Zalim insanlar vardır, masum pozisyonuna girerek masum insanlara zulmederler. Bugün Ortadoğu’da olsun İslam aleminde olsun masum çocuklara zulmedenleri her gün görüyoruz. Görüyoruz görmesine de elimizden bir şey gelmiyor. Peki, biz görüyoruz da Yüce Rabbim görmüyor mu zannediyorsunuz. Elbette bizi yaratan onların zalimliklerini gördüğü gibi masumlarında zulüm gördüklerini görüyor. Kimisi bu dünyada iken bunun karşılığını görecek, kimisi huzuru mahşerde cezasını görecektir. Hiçbir zalimlik cezasız kalmayacaktır.
Günümüzde de zengin ve makam sahibi insanlar çoğu zaman mazlumları ve zayıfları eziyorlar. Tabi bu her makam sahibi ve zengin için geçerli değildir. Ama hayatın içinde yaşananları görmekteyiz. Hiçbir mazlumun ahi kalmaz yerde elbette mazlumun ahı çıkacak aheste aheste.
Eğer mahiyetimizde çalıştırdığımız insanları zayıf diye ezer haksızlık edersek bir gün mutlaka bunun ahı çıkacaktır aheste aheste. Tabi haksızlık yapmadan mazlumu koruyup zalimi desteklemezsek bununda farklı mükâfatını görecekler.
Dün İbrahim Hakkı HZ. den Hikâyeler okurken bir kıssaya gözüm takıldı. Çok hoşuma gitti, bir testiye karşılık hayatından olan zalimin hikâyesini sizlerle de paylaşmak istiyorum. Belki bu kıssa bazılarımıza güzel bir örnek olur ders alırız.
Erzurum´un büyük velîsi İbrahim Hakkı hazretlerini çocukken İsmâil Fakîrullah hazretlerine teslim ederler. İyi bir terbiye alması için çocukluğunun mühim bir devresini Fakîrullah hazretlerinin yanında geçiren İbrahim Hakkı hazretleri, bir gün eline aldığı bir testiyle çeşmeye gider, doldururken oraya gelen bir atlı:
“ Çekil bakayım önümden be çocuk! diye İbrahim Hakkı hazretlerini azarlayarak atını çeşmeye sürer. O da testisini alıp bir kenara çekilmeye uğraşırken atını mahmuzlayan adam, onu bir köşeye sıkıştırır. Testisini bırakıp kendisini kurtarmak zorunda kalır İbrahim Hakkı hazretleri Bu esnada at da üzerine basıp testiyi kırar. Ağlayarak hocasının huzuruna gelir ve:
“Çeşmeden su alırken atını koşturarak gelen biri, atını üzerime sürdü. Can havliyle kendimi kurtarmaya çalışırken testimi de tepeletip kırdı! der. Hocası sorar:
“Testini kıran atlıya sen bir şey söyledin mi?

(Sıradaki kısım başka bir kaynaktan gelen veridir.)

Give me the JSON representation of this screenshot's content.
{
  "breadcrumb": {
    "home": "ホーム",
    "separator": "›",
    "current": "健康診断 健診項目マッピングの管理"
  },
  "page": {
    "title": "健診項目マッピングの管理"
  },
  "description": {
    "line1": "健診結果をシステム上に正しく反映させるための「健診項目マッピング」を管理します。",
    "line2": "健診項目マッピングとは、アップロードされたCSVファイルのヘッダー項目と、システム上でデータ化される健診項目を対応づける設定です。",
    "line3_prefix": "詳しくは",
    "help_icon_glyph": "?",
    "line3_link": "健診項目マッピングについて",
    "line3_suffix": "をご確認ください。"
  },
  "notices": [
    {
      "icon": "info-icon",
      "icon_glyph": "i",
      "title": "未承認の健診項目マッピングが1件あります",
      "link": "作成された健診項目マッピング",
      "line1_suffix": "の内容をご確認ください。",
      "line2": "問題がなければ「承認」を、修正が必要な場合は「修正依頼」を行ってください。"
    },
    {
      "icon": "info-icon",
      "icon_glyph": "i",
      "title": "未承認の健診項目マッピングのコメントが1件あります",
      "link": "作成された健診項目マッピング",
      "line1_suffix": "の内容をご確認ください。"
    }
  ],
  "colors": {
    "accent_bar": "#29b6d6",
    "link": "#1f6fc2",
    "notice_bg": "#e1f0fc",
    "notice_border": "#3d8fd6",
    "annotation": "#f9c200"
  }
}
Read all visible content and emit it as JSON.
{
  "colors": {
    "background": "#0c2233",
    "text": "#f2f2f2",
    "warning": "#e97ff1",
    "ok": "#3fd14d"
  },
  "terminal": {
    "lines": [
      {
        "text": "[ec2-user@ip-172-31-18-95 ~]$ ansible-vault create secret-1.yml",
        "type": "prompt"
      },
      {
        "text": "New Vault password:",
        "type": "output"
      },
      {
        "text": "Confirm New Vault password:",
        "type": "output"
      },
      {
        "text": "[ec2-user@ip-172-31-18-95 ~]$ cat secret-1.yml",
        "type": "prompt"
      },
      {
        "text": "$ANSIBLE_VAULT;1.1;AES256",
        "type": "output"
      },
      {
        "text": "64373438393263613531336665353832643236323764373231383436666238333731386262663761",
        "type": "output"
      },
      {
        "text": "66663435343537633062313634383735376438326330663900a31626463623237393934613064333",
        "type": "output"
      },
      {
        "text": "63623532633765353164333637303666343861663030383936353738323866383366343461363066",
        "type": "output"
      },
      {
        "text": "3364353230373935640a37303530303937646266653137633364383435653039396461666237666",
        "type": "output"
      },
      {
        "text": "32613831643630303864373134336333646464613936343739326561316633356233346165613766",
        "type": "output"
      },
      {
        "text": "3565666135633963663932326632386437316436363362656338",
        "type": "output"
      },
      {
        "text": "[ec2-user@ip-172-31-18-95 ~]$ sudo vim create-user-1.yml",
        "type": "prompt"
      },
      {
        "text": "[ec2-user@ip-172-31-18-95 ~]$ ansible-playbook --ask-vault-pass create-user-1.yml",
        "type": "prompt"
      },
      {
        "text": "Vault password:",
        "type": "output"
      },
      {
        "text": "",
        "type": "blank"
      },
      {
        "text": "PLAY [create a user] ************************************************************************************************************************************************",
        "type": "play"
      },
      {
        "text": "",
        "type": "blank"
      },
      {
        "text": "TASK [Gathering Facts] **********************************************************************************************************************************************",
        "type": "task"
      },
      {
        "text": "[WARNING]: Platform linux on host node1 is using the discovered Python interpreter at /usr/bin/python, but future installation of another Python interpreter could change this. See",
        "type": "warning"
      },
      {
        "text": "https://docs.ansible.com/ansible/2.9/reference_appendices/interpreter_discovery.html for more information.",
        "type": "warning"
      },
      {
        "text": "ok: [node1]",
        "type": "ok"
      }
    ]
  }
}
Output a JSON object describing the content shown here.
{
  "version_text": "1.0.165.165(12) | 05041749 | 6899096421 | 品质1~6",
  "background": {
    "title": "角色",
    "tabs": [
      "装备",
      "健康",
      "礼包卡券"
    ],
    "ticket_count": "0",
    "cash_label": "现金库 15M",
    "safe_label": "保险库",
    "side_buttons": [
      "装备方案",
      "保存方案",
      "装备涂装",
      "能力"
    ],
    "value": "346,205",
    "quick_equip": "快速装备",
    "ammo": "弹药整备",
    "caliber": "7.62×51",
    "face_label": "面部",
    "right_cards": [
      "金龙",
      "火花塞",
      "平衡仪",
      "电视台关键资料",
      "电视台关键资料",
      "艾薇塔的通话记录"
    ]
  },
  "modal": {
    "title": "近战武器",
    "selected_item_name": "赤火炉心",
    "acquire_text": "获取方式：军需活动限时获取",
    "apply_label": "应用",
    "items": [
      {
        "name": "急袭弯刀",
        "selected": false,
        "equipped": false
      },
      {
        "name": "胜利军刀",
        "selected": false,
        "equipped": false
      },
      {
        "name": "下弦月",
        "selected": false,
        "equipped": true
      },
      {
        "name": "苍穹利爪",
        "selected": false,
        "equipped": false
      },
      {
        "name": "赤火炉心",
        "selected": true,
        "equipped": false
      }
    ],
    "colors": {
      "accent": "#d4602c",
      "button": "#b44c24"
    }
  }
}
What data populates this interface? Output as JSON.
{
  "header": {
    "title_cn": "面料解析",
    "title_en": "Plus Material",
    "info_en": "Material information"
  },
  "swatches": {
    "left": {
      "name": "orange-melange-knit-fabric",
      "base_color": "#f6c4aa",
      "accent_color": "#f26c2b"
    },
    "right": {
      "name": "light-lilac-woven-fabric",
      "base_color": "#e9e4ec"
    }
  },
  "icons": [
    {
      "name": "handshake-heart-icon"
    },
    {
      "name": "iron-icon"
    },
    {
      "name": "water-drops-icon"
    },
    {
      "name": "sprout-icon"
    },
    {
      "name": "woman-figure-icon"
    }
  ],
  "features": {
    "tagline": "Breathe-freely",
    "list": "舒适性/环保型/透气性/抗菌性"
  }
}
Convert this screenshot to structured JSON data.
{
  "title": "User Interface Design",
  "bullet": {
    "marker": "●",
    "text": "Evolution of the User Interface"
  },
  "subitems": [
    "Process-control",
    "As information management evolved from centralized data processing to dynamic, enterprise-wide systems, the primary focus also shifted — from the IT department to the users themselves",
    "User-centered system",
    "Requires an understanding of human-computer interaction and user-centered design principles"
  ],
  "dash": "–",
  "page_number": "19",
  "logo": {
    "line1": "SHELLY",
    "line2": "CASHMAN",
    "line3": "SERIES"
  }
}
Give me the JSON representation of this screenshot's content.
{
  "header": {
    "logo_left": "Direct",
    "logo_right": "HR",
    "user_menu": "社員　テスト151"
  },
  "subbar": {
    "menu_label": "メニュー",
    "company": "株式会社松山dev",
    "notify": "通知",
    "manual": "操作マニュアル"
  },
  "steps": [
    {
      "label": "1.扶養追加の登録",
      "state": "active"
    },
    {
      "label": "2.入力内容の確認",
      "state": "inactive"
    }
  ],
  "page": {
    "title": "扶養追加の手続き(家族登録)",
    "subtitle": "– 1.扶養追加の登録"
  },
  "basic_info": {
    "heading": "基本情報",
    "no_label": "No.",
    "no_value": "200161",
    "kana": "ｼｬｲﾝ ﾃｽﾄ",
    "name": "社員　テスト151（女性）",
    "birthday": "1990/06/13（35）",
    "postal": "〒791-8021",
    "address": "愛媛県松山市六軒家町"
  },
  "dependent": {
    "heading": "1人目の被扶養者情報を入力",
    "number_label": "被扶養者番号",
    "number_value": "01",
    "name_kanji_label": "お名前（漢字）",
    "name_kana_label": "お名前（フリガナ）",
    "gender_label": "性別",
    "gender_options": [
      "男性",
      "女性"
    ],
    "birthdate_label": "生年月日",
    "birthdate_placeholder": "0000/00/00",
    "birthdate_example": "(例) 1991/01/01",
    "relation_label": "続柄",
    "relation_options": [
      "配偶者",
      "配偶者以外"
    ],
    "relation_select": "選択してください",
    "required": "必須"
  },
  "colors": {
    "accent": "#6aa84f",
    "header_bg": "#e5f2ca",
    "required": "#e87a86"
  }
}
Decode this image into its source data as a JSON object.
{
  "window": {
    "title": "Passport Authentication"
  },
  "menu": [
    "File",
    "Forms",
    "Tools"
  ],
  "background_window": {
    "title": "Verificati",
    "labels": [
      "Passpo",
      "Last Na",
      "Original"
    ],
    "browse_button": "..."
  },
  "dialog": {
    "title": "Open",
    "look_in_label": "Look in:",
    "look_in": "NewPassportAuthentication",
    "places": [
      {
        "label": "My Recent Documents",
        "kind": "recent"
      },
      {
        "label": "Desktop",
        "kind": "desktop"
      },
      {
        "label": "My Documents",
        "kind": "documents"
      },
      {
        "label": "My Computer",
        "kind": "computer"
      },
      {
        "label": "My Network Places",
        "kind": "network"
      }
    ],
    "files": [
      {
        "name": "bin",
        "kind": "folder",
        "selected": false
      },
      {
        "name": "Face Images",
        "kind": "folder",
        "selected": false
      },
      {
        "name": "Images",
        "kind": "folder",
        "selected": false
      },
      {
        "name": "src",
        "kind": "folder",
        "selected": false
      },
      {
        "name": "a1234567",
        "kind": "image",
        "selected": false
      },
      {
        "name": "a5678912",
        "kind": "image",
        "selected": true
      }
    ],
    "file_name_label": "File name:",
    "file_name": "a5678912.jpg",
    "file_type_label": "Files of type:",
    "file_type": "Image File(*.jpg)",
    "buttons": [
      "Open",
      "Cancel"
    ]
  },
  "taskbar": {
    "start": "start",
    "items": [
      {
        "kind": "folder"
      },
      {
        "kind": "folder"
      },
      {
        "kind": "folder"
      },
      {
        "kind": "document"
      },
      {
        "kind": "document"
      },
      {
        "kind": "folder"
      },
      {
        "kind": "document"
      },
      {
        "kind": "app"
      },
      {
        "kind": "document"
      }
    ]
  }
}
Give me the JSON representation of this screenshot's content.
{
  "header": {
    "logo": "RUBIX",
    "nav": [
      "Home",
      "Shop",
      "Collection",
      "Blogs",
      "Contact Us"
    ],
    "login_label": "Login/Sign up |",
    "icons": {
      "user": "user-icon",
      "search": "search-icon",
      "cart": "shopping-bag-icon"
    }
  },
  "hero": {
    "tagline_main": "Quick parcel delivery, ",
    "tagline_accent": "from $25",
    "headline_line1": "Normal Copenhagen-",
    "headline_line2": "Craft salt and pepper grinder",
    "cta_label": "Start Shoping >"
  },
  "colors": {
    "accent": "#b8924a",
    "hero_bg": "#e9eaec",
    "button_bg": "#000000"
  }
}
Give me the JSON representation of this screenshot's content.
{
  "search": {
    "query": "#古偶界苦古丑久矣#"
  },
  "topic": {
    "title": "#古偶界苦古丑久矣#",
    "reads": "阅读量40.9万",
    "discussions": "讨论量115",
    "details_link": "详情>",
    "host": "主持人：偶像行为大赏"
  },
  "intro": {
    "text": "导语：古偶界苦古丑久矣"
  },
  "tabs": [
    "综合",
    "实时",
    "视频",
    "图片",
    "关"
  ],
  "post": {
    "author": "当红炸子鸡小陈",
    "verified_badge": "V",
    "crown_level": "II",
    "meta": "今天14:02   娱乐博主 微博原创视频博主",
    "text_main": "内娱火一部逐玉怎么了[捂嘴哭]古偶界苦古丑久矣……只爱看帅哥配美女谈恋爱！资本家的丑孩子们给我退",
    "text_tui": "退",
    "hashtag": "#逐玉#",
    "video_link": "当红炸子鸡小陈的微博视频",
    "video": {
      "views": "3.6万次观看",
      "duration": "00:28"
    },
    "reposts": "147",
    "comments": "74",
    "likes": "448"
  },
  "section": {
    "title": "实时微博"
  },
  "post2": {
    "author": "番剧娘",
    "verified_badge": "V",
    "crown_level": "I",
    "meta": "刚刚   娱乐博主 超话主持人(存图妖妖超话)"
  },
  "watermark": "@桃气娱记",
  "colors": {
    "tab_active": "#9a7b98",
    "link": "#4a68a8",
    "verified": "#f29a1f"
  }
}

“Hayır, der, hiçbir şey söylemedim.
“ Çabuk git ve o adama bir-iki laf söyle, der.
İbrahim Hakkı hazretleri gider, çeşmenin başında atını tımar etmeye başlayan adamın yanına varıp bekler. Fakat bir türlü terbiyesini bozup da:
“ Benim testimi niye kırdın zâlim adam ! diyemez.
Dönüp geldiğinde hocası Fakîrullah hazretleri sorar:
“ Ona bir şeyler söyleyebildin mi?
Söyleyemedim efendim; niyetlendim, lâkin bir türlü dilimi çevirip de ağır bir söz sarf edemedim! Hocası bağırır:
“ Sana diyorum, çabuk git ve o adama bir şeyler söyle, mukabele et! Yoksa sonu felâket!..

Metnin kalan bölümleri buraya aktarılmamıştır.